Alongside her large-scale architectural drawings, Joseph looks to the natural world, as seen in her drawings of the Mallaig countryside on the West Coast of Scotland, and Rosendale Allotments in Herne Hill, London. She explains: 'Plants were something to focus on when everything around you was so chaotic.' In the works, nature is an inherent but robust presence. 'The beauty of them was how they survived London and human life all around them.'

2009, chalk and charcoal by Jane Joseph (b.1942)

The Thames from Kew, tide rising, October

2009, chalk and charcoal by Jane Joseph (b.1942)

This sentiment is echoed in a series of etchings commissioned by The Folio Society in 1999 to accompany Primo Levi's seminal text If This Is a Man, a portrayal of Levi's experience as a Jewish prisoner of war in Auschwitz. 'It was the first time that I'd ever had to make a body of work.' Joseph, who is Jewish, but did not grow up practising the religion, tells me: 'For me, the text is about survival. It's about managing. What I tried to focus on was the uplifting side of the writing. I decided that it was fundamentally important to stick to the fact that he survived.'

The etchings are currently on display at The Fitzwilliam Museum, Cambridge.

On the confines of genre and the often gendered, side-lining of artistic disciplines, Joseph notes: 'Printmaking is not taken seriously as a heavyweight substantial medium in its own right – it is often viewed purely as craft. However, nothing is created in a vacuum. Etchings have got to come down from a bigger discipline.'

2011, chalk and charcoal by Jane Joseph (b.1942)

Waterloo Station

2011, chalk and charcoal by Jane Joseph (b.1942)

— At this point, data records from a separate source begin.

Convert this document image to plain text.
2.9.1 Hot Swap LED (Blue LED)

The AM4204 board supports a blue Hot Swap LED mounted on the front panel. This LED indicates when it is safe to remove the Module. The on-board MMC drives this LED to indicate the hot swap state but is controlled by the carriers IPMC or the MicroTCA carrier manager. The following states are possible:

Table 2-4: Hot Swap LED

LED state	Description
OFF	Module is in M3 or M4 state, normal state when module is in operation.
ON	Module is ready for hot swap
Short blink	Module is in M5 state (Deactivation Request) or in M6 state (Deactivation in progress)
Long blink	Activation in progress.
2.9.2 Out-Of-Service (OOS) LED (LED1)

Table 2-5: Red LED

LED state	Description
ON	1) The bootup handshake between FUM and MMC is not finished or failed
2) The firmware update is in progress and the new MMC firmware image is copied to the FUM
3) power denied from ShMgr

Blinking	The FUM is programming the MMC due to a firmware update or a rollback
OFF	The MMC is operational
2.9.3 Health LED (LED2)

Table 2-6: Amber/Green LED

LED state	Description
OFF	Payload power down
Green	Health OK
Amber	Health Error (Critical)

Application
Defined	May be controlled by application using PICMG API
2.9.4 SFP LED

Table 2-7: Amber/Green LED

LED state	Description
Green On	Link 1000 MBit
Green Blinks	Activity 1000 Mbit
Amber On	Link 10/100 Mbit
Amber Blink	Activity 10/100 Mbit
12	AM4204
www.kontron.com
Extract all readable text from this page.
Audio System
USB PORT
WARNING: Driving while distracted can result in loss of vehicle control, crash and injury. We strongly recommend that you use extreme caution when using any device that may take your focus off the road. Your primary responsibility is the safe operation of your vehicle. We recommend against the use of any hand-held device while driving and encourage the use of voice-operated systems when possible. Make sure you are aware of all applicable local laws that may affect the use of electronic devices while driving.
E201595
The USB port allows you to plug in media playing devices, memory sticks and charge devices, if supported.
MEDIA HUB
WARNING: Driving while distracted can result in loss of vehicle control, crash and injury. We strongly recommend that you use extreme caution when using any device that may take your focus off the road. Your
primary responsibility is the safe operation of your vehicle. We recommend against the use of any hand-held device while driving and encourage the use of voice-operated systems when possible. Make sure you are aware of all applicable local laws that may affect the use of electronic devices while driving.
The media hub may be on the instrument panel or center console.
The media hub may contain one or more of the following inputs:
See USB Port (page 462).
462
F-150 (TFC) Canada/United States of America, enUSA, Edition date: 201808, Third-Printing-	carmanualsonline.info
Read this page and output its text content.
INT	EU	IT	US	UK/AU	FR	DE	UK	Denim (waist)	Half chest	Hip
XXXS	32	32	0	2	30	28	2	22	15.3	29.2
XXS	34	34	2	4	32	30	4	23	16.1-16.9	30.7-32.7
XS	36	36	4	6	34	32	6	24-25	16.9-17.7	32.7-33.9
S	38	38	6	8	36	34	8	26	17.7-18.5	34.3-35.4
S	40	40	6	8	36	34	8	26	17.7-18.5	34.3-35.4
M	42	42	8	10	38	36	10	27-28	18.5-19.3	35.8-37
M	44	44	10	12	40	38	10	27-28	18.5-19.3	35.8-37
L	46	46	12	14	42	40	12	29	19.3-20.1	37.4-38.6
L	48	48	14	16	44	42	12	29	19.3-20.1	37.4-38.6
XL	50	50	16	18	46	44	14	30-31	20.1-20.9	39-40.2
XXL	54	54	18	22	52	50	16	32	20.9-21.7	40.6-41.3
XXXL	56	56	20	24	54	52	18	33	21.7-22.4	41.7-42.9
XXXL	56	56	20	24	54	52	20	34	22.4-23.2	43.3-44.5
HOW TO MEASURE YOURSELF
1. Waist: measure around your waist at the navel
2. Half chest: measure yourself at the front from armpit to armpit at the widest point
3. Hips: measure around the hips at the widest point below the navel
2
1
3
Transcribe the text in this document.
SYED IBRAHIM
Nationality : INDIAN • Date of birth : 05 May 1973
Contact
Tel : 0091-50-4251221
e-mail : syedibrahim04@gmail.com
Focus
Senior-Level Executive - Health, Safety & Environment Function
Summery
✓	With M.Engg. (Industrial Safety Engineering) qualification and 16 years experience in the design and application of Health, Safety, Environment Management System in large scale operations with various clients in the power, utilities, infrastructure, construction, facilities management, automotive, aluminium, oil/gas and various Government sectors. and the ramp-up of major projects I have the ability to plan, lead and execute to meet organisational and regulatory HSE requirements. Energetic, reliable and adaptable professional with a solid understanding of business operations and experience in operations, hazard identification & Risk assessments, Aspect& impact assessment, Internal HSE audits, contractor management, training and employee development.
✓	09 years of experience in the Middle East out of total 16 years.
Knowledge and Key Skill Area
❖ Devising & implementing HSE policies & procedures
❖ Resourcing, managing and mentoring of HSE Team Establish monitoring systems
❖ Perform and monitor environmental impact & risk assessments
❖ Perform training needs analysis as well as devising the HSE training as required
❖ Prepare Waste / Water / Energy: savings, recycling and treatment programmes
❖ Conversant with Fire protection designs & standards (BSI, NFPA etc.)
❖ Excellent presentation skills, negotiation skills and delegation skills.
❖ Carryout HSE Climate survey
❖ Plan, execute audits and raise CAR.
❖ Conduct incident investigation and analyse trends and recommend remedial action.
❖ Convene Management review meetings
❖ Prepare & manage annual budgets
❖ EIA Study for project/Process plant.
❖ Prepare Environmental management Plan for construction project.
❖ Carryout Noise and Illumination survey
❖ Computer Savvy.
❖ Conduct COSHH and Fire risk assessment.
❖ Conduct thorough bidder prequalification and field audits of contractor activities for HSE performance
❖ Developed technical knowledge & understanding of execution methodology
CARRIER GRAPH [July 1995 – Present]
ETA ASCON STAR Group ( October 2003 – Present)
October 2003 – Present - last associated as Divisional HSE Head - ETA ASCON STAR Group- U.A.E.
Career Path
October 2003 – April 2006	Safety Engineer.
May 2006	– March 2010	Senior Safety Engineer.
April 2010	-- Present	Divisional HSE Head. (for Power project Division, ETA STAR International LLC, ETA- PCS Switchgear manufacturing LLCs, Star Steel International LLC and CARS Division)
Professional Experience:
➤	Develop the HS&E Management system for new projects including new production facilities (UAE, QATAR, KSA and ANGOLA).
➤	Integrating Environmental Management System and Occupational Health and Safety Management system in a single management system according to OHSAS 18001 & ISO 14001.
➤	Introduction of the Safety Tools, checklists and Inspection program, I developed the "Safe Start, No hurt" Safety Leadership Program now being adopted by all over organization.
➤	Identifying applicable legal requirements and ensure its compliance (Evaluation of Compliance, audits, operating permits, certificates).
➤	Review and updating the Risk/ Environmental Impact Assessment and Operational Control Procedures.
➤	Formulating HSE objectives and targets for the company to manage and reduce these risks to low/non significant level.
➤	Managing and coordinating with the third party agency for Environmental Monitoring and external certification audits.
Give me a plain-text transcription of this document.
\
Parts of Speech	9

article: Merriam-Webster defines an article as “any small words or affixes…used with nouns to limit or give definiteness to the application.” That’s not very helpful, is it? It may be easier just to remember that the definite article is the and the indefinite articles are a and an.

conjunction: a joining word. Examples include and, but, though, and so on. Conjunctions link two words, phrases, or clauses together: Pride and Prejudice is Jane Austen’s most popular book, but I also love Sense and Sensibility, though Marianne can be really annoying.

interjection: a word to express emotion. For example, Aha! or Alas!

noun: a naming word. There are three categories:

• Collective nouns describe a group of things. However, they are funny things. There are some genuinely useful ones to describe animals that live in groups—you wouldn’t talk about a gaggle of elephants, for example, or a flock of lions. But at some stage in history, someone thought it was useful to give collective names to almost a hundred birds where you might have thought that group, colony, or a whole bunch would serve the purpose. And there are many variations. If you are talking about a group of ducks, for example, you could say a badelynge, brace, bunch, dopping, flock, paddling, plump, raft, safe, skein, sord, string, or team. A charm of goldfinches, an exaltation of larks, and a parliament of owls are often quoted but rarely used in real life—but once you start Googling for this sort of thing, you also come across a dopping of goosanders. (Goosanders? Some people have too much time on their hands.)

Curiously, Joseph has never referred to herself as an 'artist', but rather a painter, printmaker and draughtsman. And what is so enticing about printmaking? 'It's the reverse. It's like reading a book. Like how you get used to looking in a mirror – I got used to the reverse very quickly. It points out the next step to make. You are looking at what you've drawn in a mirror image, and it points out different things to you. It's full of very boring procedures,' she says, drily – 'But they gave me time to think about what to do next.'

A retrospective of Joseph's 45-year career and showcase of many of her finest artworks, 'A Life Drawn' is a celebration of a life of art – teaching and supporting young artists as a treasured member of the Morley community.

Melissa Baksh, art historian, freelance writer, and Gallery and Exhibitions Officer at Morley College London

The exhibition 'A Life Drawn: Jane Joseph retrospective' is at the Morley Gallery until 30th March 2023.